La audiencia se contuvo con un rumor ahogado. De pronto, acaso tomó conciencia de que graves decisiones, que habían involucrado el uso probable de armas nucleares e inmensos flujos financieros y que habían transformado al país y al mundo, habían sido tomadas por personajes poco notorios, a la sombra del entusiasmo público por el «gran comunicador».

¿Tanta era la magia de Ronald Reagan? ¿De dónde venía? Para saberlo, es indispensable recurrir al contexto político y cultural que la hizo posible.

Hace poco más de tres años, el mundo contempló con asombro la precariedad del sistema electoral estadounidense. Al elegir primer mandatario, los electores sólo votan por delegados al colegio electoral, que a a su vez elige al presidente. En buena parte de los estados, el candidato ganador se hace de todos los delegados, lo cual anula el efecto de los votos de las minorías, de cualquier tamaño, en cada estado. Un sistema así hace posible, como en la última elección, que el candidato que obtiene más votos pueda perder en el colegio electoral. Gore obtuvo medio millón de votos más que Bush.
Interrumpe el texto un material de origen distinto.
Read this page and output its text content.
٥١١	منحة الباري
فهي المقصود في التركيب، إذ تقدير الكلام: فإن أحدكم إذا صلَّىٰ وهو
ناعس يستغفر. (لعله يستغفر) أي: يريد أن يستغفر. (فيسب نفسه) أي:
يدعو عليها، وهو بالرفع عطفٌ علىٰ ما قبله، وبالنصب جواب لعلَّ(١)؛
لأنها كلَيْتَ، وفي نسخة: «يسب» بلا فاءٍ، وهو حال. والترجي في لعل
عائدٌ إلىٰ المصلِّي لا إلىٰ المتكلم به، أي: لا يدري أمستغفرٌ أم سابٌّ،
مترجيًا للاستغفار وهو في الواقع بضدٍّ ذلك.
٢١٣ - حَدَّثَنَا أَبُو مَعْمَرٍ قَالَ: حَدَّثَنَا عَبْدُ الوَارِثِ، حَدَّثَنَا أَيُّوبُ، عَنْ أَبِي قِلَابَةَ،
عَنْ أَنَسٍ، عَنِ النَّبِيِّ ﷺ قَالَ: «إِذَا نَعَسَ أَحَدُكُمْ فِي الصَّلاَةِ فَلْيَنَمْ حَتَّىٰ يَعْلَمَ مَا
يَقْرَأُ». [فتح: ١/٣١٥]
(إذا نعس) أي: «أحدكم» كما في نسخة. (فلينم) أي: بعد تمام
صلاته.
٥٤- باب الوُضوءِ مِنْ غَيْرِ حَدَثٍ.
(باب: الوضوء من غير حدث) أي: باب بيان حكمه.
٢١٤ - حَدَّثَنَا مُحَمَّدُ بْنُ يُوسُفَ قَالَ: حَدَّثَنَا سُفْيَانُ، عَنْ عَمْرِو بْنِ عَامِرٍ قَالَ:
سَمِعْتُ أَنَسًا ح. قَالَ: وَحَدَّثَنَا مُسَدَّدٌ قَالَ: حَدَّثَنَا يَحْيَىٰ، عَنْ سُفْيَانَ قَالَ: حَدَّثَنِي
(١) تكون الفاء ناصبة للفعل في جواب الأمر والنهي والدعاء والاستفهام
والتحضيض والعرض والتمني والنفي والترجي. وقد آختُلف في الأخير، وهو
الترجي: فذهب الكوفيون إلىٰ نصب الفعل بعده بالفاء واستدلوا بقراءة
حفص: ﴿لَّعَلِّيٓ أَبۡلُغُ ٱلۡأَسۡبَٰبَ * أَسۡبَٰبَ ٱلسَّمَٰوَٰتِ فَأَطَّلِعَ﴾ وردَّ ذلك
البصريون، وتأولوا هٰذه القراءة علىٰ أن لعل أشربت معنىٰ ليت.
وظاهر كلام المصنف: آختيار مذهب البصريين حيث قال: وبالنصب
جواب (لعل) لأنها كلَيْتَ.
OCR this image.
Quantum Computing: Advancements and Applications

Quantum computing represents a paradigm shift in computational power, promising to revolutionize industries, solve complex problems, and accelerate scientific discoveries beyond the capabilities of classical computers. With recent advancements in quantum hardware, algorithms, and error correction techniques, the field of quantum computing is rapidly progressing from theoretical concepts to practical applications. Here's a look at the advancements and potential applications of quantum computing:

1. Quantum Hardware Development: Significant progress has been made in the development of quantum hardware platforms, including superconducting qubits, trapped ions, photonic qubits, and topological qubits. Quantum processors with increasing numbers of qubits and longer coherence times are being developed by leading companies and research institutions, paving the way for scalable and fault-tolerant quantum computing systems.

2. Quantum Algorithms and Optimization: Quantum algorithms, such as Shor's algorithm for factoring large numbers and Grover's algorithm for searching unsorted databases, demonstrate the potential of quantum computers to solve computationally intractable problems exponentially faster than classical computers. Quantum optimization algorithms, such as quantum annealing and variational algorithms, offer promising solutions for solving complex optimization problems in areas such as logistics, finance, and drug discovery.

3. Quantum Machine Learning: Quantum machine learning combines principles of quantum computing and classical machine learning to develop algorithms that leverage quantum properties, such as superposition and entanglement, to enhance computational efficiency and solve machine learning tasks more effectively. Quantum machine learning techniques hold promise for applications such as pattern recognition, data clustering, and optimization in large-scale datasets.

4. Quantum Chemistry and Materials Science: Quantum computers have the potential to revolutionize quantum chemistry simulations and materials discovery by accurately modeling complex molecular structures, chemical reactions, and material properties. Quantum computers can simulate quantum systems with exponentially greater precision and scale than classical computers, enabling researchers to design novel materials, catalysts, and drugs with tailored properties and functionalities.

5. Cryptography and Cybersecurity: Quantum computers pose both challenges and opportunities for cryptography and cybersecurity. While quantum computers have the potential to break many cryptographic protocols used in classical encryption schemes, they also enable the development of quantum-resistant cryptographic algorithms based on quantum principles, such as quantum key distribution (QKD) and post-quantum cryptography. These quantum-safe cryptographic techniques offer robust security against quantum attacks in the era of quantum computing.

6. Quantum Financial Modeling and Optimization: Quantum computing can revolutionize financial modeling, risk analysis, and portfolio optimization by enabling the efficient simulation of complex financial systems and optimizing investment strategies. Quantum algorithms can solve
Además, la manera en que se vota no es similar en todo el país. En las elecciones para el gobierno federal, cada estado se encarga de disponer un sistema y conducir el proceso. Eso es lo que dio lugar a las escandalosas impugnaciones en Florida y a la decisión de la Corte suprema, varios de cuyos miembros habían sido nombrados por Ronald Reagan y George Bush padre, que entregó la jefatura del estado al Bush actual. Como se comentó entonces, si algo así hubiera ocurrido en América Latina, líderes políticos europeos y estadounidenses hubieran motejado de ilegítimo al gobierno resultante y hubieran exigido la intervención de uno o varios organismos internacionales.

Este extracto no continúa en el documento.